Well, usually such resolutions have a stated purpose, a topic they want a constitutional convention to address. What is it in this case?
 
Well, usually such resolutions have a stated purpose, a topic they want a constitutional convention to address. What is it in this case?

"Usually?"

Are you looking at the notes from all of the many previous Article V conventions?
 
An article V convention has absolutely no limits. It can write anything the delegates agree to. If whatever they come up with is ratified, it is the new constitution. One doesn't have to have any specific agenda to call one.
 
An article V convention has absolutely no limits. It can write anything the delegates agree to. If whatever they come up with is ratified, it is the new constitution. One doesn't have to have any specific agenda to call one.

But don't you think one should have something that could be considered a direction heading in?

Personally I'm of the school that every ten or twenty years we should a mandatory convention even if it's really just a formality and nobody expects to change much of anything.
 
An article V convention has absolutely no limits. It can write anything the delegates agree to.
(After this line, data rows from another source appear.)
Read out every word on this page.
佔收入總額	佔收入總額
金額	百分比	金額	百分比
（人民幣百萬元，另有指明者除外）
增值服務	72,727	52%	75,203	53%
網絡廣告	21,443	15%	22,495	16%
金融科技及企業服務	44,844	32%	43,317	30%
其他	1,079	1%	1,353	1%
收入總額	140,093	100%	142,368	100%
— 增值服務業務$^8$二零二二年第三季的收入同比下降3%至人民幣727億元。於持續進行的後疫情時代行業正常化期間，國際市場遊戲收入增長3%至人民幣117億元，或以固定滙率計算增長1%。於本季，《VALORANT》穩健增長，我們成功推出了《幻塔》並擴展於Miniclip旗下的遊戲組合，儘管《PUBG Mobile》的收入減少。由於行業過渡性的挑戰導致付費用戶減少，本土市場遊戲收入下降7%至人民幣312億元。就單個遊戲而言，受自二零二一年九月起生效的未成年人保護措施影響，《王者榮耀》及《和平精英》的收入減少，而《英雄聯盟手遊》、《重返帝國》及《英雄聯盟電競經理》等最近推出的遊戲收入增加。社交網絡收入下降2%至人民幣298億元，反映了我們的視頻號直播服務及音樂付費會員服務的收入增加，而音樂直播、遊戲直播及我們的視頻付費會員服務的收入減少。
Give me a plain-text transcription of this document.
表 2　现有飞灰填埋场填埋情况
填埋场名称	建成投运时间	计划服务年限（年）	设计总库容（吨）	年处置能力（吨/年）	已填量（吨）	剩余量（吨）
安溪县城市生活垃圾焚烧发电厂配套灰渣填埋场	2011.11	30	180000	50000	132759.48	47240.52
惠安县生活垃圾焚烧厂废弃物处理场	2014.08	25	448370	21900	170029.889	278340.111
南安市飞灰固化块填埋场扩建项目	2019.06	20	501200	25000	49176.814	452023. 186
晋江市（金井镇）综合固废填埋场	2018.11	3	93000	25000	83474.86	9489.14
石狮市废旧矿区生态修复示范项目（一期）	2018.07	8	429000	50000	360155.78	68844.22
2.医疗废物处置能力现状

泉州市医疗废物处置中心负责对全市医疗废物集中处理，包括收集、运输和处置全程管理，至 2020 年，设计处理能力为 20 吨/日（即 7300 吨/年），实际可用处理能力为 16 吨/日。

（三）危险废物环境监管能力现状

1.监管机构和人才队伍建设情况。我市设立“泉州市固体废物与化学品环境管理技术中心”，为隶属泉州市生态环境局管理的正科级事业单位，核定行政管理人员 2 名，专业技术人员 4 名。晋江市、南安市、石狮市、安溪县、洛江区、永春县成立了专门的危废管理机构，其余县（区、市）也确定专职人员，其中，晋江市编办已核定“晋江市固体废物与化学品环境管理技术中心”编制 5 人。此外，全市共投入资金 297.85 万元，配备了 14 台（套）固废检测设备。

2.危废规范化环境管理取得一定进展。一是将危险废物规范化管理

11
Then you have to wonder whether those who call for one really mean it -- or might regret it.
 
If we're throwing the floor open to re-write the Constitution, very first thing, let's abolish the Electoral College and the Senate.
 
Replace them with?

Elect the POTUS by direct national popular vote (and I'd prefer that be done by instant-runoff voting or approval voting, but that's another discussion), and devolve all the Senate's functions on the House. A one-house legislature is better than a two-house legislature because it is stronger as against the executive.
 
Read The Liberty Amendments, by Mark Levin. He started this whole ball rolling.

This one?

The eleven amendments proposed by Levin:[3][4]
1.Impose Congressional term limits
2.Repeal the Seventeenth Amendment
3.Impose term limits for Supreme Court Justices and restrict judicial review
4.Require a balanced budget and limit federal spending and taxation
5.Define a deadline to file taxes (one day before the next federal election)
6.Subject federal departments and bureaucratic regulations to reauthorization and review
7.Create a more specific definition of the Commerce Clause
8.Limit eminent domain powers
9.Allow states to more easily amend the Constitution
10.Create a process where two-thirds of the states can nullify federal laws
11.Require photo ID to vote and limit early voting

What an agenda that list bespeaks! :rolleyes: Of course, only 1 and 9 are even worthy of passing consideration.